Now several of these standards have been combined into a single document, ASME/ANS RA-S-2008. The standard is the responsibility of one committee, which reports to the ASME Board on Nuclear Codes and Standards and to the American Nuclear Society's Standards Board. The latest approved version of the standard is Addendum B (ASME/ANS RA-Sb-2013).

This joint committee has now prepared and issued, or will shortly issue for trial use, PRA standards for advanced light water reactors and non-light water reactors, and extensions to evaluate the risk from long-term containment failures and off-site consequences.

Sidney Bernsen

The development of standards never ends. Committees are already working on the next generation of their standards.
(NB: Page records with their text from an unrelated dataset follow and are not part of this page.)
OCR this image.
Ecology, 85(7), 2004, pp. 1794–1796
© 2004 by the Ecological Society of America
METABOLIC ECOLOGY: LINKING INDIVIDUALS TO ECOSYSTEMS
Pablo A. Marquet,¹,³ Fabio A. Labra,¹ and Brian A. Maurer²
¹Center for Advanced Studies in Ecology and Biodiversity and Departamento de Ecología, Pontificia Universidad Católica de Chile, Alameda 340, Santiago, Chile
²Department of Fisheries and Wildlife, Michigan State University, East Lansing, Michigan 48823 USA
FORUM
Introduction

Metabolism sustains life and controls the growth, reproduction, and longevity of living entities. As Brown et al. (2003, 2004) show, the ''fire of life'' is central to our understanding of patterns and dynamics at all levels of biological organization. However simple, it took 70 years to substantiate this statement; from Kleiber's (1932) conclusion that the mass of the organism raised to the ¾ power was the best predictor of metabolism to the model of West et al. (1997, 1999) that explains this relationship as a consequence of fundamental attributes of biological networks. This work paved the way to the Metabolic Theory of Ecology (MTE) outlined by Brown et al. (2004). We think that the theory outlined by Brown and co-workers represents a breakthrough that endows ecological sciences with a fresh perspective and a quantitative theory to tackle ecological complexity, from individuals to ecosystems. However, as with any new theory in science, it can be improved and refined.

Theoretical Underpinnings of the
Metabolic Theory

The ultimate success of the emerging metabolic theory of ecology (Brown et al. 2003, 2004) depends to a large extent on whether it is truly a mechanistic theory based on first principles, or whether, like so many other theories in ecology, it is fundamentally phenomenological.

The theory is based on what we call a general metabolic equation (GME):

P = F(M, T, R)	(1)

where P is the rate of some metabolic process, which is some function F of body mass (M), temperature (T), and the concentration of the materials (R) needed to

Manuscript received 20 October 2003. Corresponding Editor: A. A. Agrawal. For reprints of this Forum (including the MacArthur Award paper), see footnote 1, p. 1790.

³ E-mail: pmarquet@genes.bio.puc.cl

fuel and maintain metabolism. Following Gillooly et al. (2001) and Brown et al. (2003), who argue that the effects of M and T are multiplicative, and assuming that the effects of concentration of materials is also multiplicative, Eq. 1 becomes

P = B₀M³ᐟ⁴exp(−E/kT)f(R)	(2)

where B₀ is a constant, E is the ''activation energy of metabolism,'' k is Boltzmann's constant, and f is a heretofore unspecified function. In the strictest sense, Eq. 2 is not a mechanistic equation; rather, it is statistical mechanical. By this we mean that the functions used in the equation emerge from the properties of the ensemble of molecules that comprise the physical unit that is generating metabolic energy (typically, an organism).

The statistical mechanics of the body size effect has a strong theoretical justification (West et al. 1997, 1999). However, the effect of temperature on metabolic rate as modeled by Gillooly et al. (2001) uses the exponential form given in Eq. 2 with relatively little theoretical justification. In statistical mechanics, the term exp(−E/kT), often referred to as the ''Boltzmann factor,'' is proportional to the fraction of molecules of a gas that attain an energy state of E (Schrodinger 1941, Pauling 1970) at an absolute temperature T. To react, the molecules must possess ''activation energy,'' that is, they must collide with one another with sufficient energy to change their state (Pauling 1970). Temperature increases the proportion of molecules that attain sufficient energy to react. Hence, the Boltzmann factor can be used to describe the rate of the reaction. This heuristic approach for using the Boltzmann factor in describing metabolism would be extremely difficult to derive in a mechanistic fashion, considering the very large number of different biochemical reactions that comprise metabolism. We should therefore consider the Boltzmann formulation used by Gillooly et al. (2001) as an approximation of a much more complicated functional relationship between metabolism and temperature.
They are incorporating recent experience and integrating new technologies, from materials to theoretical tools.

The ASME/ANS Nuclear Risk Management Committee, for example, is currently expanding the scope of the standard to cover risk at shutdown and from long-term maintenance of containment and releases to the public after an accident. In addition, requirements for advanced reactors and the lessons learned from the Fukushima accident are under development.

The reason that the work must continue is simple to understand. It has to do with the fundamental purpose of all standards: Standards exist to serve all the stakeholders in an industry—manufacturers, regulators, insurers, operators of equipment, but also the members of the general public who happen to be in the neighborhood. In short, standards support prosperity and, more important than that, they maintain public safety.